Henry Hetherington was the hero of the campaign for an unstamped press – the radical protest movement which defied the law to publish news and political opinion while refusing to pay a newspaper tax which put most publications out of the reach of working people.
He would later go on to be a founder member of the London Working Men’s Association and a delegate to the First Chartist Convention of 1839.
While serving as a delegate, the Charter newspaper published a profile and portrait of Hetherington. This forms the basis of a page on Henry Hetherington which now appears on Chartist Ancestors.
During the 1830s, Hetherington was three times imprisoned for his principled stand before finally claiming a partial victory for The Poor Man’s Guardian, which he published, when the government backed down and repealed to obligation to pay tax on political publications.

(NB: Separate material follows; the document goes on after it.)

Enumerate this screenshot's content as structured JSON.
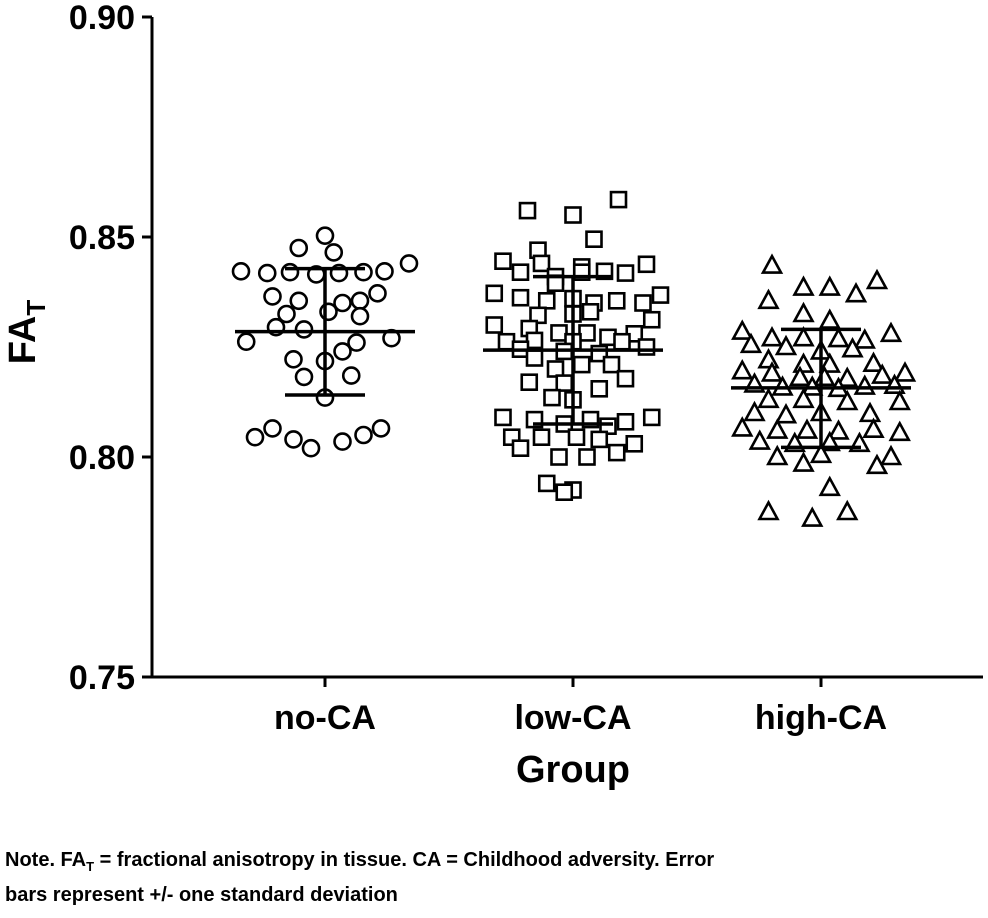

He would later go to prison once again when he was convicted of blasphemy for publishing a book attacking the Old Testament. In later years, Hetherington would devote much of his energy to the cause of free thinking and rational religion.
Hetherington played an important role in the development of the moderate form of Chartism more usually associated with William Lovett, but less as an original thinker or leader than as “a symbol of conscience”, as his entry in the Dictionary of National Biography puts it.
Hetherington was largely out of sympathy with the mass movement that Chartism became, and his lack of humour and tendency to self-righteousness managed to alienate even his allies, among them Francis Place, who described him as “one of those men whose peculiarities fit them for martyrs”.
Yet he was without doubt a brave fighter for the causes in which he believed.